Aécio e Tasso preferem oposição
light, linha mais parecida com a
pregada por FHC.
Autocrítica eleitoral
Na estratégia montada dois
anos atrás para eleger o sucessor,
o PSDB cometeu dois erros graves, segundo admite o próprio
FHC. Nas conversas reservadas,
reconhece a sua cota de responsabilidade nos dois enganos.
O primeiro erro foi ter acreditado que bastaria um candidato do
governo chegar ao segundo turno
contra Lula para ter vitória assegurada. A articulação política,
empresarial e de mídia do petista
surpreendeu FHC.
O segundo erro é bastante específico: ter deixado o publicitário
Duda Mendonça fechar contrato
com o PT. Em 1999 e 2000, Duda
chegou a falar com Andrea Matarazzo, então secretário de Comunicação Social, sobre 2002.
Duda, porém, se aborreceu com
o descaso de Andrea e do próprio
FHC, que preferiram não abrigá-lo no núcleo do poder para não
melindrar Nizan Guanaes, marqueteiro das duas campanhas de
FHC, conselheiro-mor do governo e atual publicitário de Serra.

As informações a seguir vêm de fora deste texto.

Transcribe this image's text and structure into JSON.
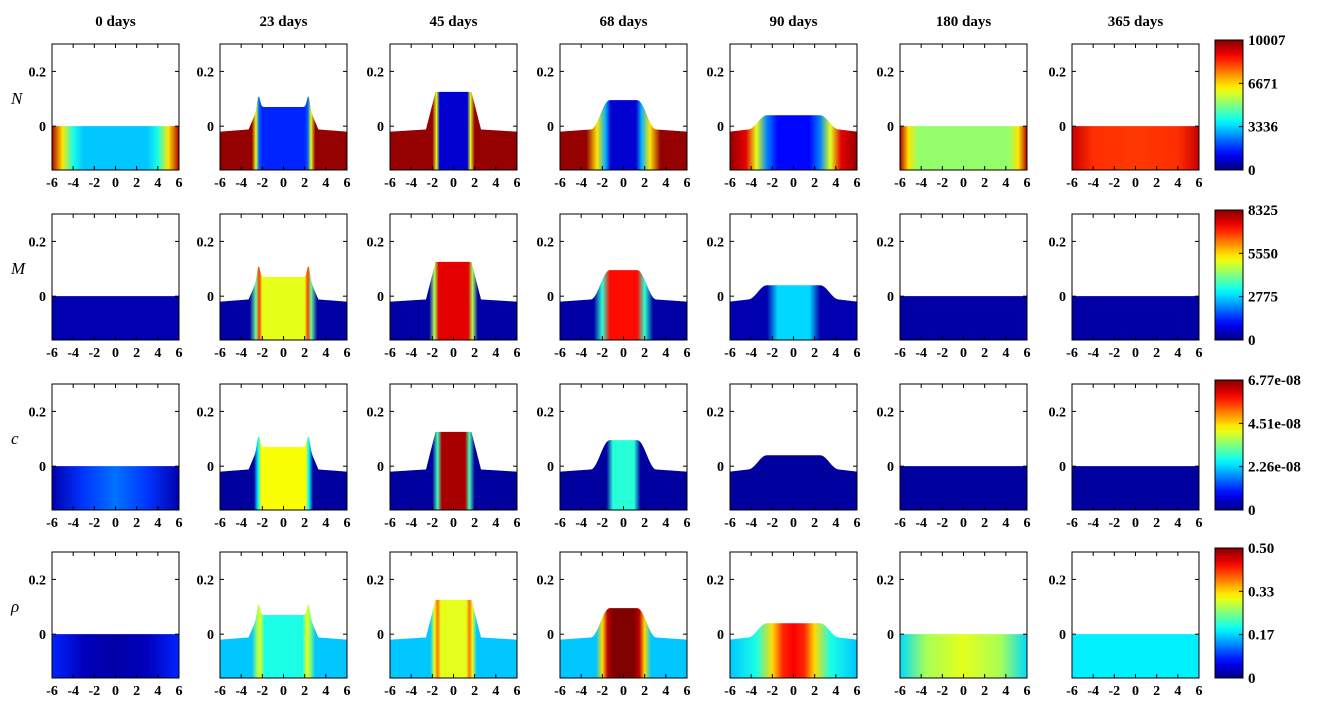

"Foi um erro ter perdido o Duda. O PT nunca teve uma comunicação tão boa como nesta campanha. Fez a diferença", diz FHC.
Quando fala da iminente derrota de Serra, FHC prefere apontar a
falta de carisma do candidato e
um erro de marketing na estratégia de "venda do produto" a reconhecer que o alto desemprego e
crise econômica gerada por sua
política tolheria muito as chances
de um postulante governista.
Quando veio a onda Ciro Gomes (PPS), entre julho e agosto
passado, FHC passou a se equilibrar de vez entre Serra e Lula. Desagradou o seu candidato quando
declarou que não era preciso diploma para ser presidente, num
contraponto a uma crítica da propaganda de TV tucana ao petista.
O afago foi combinado com José Dirceu, bem como o apoio do
PT ao novo acordo com o FMI
(Fundo Monetário Internacional). Nessa época, FHC chegou a
dar como morta a candidatura tucana, que variava entre 14% e 12%
nas pesquisas. A partir de então,
decidiu construir de vez com o PT
uma sólida ponte para o futuro.
Em 19 de agosto, dia em que recebeu os quatro principais presidenciáveis, fez deferência especial
a Lula. O petista foi o único convidado para uma conversa a sós.
FHC elogiou a moderação do petista na campanha e deixou claro
que, se Serra não chegasse ao segundo turno, jamais votaria em
Ciro. Para Lula, foi quase uma declaração de voto.
O petista julga "exemplar e democrático" o comportamento de
Fernando Henrique na eleição.
Diz que não houve abuso da máquina, nem jogo baixo.